Context-aware Self-supervised Learning for Medical Images Using Graph Neural Network
This work addresses the need for context-sensitive self-supervised learning in medical imaging, particularly for detecting tissue abnormalities, but it appears incremental as it builds on existing self-supervised and graph neural network techniques.
The paper tackles the problem of self-supervised learning for medical images by introducing a context-aware method using graph neural networks to incorporate anatomical relationships, achieving favorable results compared to baseline methods on large-scale CT lung datasets and applying it to COVID-19 abnormality staging.

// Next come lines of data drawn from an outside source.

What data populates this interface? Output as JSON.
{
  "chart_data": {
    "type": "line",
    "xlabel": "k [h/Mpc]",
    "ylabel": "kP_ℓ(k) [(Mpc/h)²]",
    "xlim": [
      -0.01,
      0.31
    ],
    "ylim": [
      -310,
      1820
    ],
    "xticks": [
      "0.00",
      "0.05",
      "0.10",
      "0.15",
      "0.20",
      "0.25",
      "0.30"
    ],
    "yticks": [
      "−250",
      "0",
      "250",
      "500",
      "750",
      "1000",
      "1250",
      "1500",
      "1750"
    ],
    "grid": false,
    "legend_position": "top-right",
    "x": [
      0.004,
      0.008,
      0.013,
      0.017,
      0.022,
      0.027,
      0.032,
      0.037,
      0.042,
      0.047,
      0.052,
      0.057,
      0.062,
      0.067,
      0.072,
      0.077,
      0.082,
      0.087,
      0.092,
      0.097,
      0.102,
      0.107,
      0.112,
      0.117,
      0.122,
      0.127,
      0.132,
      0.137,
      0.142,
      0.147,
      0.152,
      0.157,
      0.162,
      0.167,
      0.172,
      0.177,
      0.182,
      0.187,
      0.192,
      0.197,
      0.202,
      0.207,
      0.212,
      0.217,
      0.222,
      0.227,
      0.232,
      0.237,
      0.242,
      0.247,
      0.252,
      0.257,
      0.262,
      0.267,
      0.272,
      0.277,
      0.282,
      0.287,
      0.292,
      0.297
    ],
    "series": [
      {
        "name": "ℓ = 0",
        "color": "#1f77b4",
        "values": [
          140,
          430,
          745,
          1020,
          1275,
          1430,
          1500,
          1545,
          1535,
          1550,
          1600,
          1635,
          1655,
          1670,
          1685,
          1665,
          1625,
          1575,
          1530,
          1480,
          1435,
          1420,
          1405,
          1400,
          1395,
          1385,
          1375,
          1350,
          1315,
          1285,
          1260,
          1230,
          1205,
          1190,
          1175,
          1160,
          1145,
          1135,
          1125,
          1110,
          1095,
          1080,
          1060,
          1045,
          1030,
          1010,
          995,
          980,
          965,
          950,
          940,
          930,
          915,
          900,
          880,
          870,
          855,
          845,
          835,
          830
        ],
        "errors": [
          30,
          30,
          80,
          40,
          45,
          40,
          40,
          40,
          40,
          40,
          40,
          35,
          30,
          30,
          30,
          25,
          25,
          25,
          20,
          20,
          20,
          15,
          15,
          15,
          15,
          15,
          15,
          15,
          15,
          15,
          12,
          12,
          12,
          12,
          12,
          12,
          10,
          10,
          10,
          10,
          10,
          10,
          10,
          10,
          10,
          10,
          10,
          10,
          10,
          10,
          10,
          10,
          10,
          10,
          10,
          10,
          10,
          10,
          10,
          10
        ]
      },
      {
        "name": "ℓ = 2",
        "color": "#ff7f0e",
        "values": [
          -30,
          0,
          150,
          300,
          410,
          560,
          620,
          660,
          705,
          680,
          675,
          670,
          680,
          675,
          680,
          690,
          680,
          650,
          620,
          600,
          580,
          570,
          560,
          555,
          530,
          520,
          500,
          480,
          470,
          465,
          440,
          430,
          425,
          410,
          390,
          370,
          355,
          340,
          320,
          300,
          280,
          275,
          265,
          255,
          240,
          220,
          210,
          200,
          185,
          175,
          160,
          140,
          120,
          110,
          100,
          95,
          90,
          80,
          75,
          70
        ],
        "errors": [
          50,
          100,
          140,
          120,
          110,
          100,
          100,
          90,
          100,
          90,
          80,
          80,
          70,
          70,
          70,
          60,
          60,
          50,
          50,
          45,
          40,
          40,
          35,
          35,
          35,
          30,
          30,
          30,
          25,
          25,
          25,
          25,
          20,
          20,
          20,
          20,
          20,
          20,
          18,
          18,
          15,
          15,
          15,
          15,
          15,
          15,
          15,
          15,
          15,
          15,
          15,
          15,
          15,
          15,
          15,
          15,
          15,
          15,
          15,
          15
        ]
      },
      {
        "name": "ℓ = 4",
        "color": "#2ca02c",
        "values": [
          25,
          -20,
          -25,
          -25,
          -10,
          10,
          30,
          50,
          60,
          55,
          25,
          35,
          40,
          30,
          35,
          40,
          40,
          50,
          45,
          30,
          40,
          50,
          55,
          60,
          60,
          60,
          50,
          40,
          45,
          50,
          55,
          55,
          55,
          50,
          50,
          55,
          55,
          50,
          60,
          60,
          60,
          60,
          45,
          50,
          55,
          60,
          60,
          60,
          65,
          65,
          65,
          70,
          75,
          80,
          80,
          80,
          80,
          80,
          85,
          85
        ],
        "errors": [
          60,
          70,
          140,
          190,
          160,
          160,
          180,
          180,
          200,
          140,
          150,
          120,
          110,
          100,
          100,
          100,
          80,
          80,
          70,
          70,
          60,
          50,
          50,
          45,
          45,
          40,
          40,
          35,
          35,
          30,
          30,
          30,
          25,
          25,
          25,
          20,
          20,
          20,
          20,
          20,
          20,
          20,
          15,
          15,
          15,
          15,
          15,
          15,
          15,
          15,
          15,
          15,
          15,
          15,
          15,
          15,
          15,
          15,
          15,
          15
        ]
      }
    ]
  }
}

Although self-supervised learning enables us to bootstrap the training by exploiting unlabeled data, the generic self-supervised methods for natural images do not sufficiently incorporate the context. For medical images, a desirable method should be sensitive enough to detect deviation from normal-appearing tissue of each anatomical region; here, anatomy is the context. We introduce a novel approach with two levels of self-supervised representation learning objectives: one on the regional anatomical level and another on the patient-level. We use graph neural networks to incorporate the relationship between different anatomical regions. The structure of the graph is informed by anatomical correspondences between each patient and an anatomical atlas. In addition, the graph representation has the advantage of handling any arbitrarily sized image in full resolution. Experiments on large-scale Computer Tomography (CT) datasets of lung images show that our approach compares favorably to baseline methods that do not account for the context. We use the learned embedding for staging lung tissue abnormalities related to COVID-19.